Mr. Riley, who is 73, and his fellow leaders from the San Carlos, Tonto and Yavapai tribes say they are morally bound to demand the designations they deem more respectful. “These are not playthings,” he said. “We use them in ceremonies to connect us with our creator.”
The Apaches say the Natural History Museum’s stance angers and perplexes them because the museum has used the desired designations on three earlier occasions, in 1998, 1999 and 2007, when repatriating Apache ceremonial caps, lightning sticks and similar articles.

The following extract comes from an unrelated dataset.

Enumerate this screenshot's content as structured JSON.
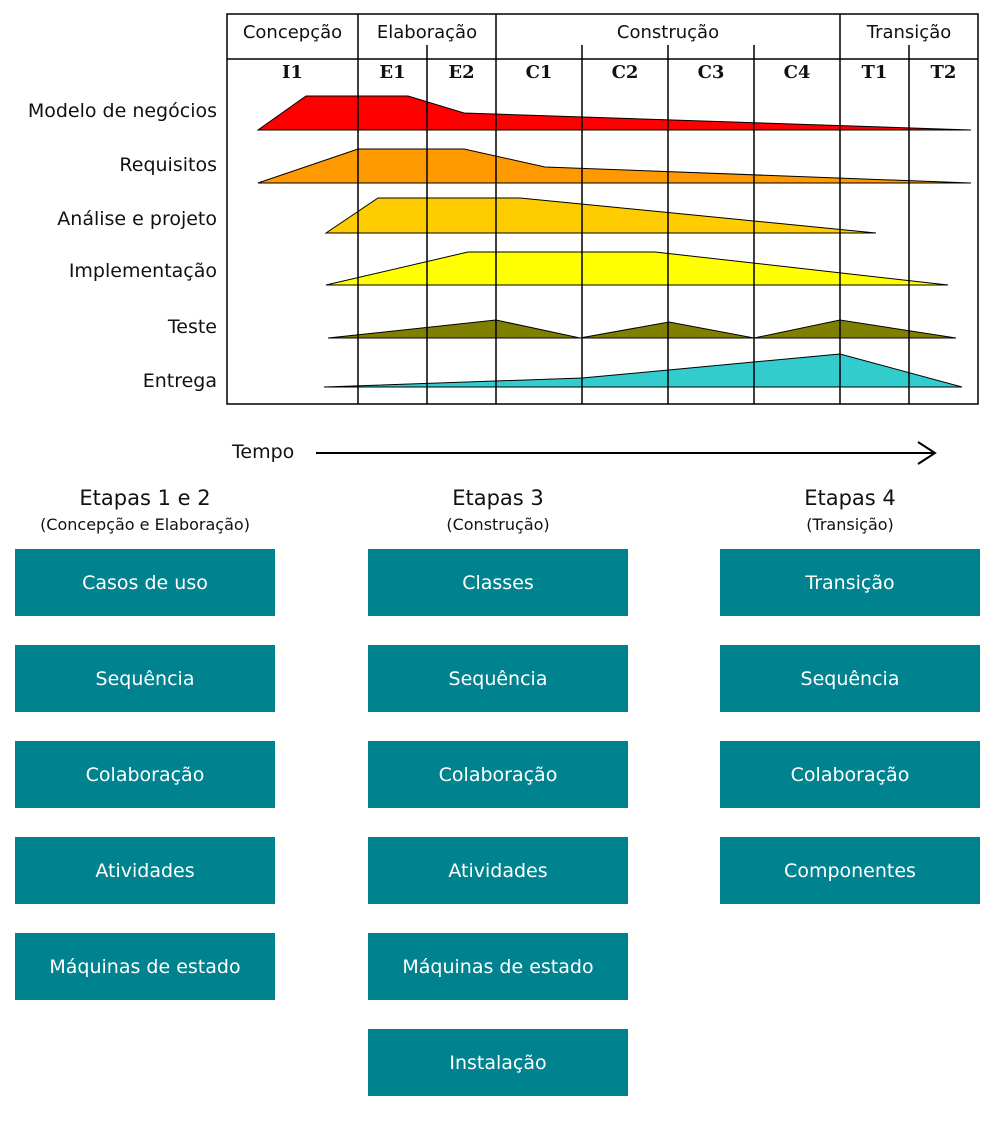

They also point out that the museum has used the more formal wording in the Federal Register in 19 of the 21 American Indian repatriations accords it has made since 1998.
Tribe members visited the museum in 2005 to identify the items, sent letters to the museum and federal officials explaining why the items are singular, and went before a review committee set up under the federal law, which agreed that the items were part of the tribe’s cultural heritage.
The Apaches renewed their talks with the museum in January, soon after the Field Museum in Chicago agreed to classify 146 tribal items as sacred objects of cultural patrimony based on “a greater understanding of Apache beliefs.” In doing so, the Field altered its 2006 decision to classify 56 of those objects as cultural items only, and submitted a revised notice to the Federal Register, where such returns must be announced.
Some two dozen museums have adopted the Apaches’ position in making their returns, including the Denver Museum of Art, the Metropolitan Museum of Art and the state museums of Arizona and New Mexico.
The Apaches, though, also have a dispute with the Smithsonian Institution, which is not governed by the 1990 Repatriation Act, over its refusal to return six objects that the tribe deems both sacred and patrimonial.
Mr. Randall said the social ills plaguing his tribe compel the Apaches to remain at loggerheads with the natural history museum in New York.
“If we disrespect the holy people, we suffer terrible consequences,” he said.